Die angebliche "Straßenoase" ( Schwäbische Zeitung) in Wirklichkeit Greenwashing mit Hilfe des Bürgermeisters?   (19.01.2026)

 Der Froschbrunnen war ursprünglich eine Idee der Künstlerin A. Weber für mehrere Orte des Bodenseekreises. Offensichtlich war es auch ihre Initiative, sich beim Verkehrsministerium beim Wettbewerb  "Straßen -Oasen im öffentlichen Raum zu bewerben "
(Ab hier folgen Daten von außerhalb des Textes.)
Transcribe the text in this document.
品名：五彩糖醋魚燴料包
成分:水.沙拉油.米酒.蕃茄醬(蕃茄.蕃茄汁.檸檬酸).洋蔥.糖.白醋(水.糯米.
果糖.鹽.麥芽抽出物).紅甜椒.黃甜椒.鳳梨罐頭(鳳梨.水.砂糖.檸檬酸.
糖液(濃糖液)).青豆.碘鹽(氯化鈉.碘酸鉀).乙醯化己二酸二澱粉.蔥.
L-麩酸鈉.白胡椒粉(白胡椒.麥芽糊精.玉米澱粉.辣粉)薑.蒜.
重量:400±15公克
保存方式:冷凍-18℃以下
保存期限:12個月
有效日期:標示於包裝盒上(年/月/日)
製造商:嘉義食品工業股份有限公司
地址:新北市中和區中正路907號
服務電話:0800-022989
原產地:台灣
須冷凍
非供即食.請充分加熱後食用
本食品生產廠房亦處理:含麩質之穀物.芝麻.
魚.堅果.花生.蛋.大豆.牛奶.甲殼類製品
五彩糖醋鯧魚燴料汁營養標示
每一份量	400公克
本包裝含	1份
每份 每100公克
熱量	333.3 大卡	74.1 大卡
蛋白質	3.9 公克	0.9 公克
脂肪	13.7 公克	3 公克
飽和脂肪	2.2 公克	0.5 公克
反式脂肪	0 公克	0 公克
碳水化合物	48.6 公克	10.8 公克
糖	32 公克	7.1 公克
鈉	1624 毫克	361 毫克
Langenargen war das Initialprojekt. Der Keramikfrosch thront auf zwei Balken (aus Eichenholz !!). Es gibt kein Becken. Daneben ist noch ein unbequemer Platz zum Sitzen. Davor viel Kies, wie ein Minischottergarten ,dahinter ursprünglich  Bambusbüsche und eine unbepflanzte Wiese auf einem Dreieck von dreimal 10 Meter. Direkt daneben befindet sich eine überdachte Bushaltestelle mit roter Bank . Von Entsiegelung ist nichts zu sehen. Soll das eine Oase sein ,wo täglich an dieser viel befahrenen Kreuzung dutzende Dieselbusse mit Feinstaub und erheblicher Lautstärke halten und im Sommer der Lärm der Seewiesengäste herüberschallt. Übrigens sind die Bänke der direkt gegenüber liegenden Fahradwillkommenssstation weit bequemer. Das Banmbusgestrüpp wurde inzwischen entfernt und durch eine Blumenaussaat ersetzt. Es handelt sich jedoch nur um eine kleine, zu Zeit ungepflegte Fläche von ca. 3x2 Meter. Ein demonstrativer Fledermauskasten hängt in Konkurrenz zu vielen an weit ruhigeren und insektenreicheren Plätzen in der baumreichen Umgebung. Die anschließende Straße beherbergt zwei übliche E-Ladestationen und viele Schilder Da wird sofort der Klimaschutz mit ins Boot zogen. Warum deshalb der Begriff Straßenoase? Ist das Rathaus mit seinem Brunnen und gleichen Ladestationen etwa eine Rathausoase ? Eine wirkliche Oase ist beispielshalber der kleine liebevoll gepflegte Garten mit Brunnen auf dem Marktplatz Die Sprache ist von "extensiver Pflege", dazu zählt auch  der "wertvolle Baumbestand"( eine gesunde Eiche! ). Bürgermeister Münder.  "Klimaschutz wird dann wirksam, wen er konkret erlebbar und dauerhaft in den Alltag integriert ist". Davon haben wir in den letzten Jahren wenig gemerkt :  600 gefällte Bäume, die verdurste Blutbuche, Versiegelungen zb. Villa Wahl, Schottergärten. Tägliche Tolerierung von Feinstaub dutzender Dieselbusse vor dem Interimkindergarten und Dauerbestellung von Tropenholzbänken. Das macht den Bürgermeister unglaubwürdig.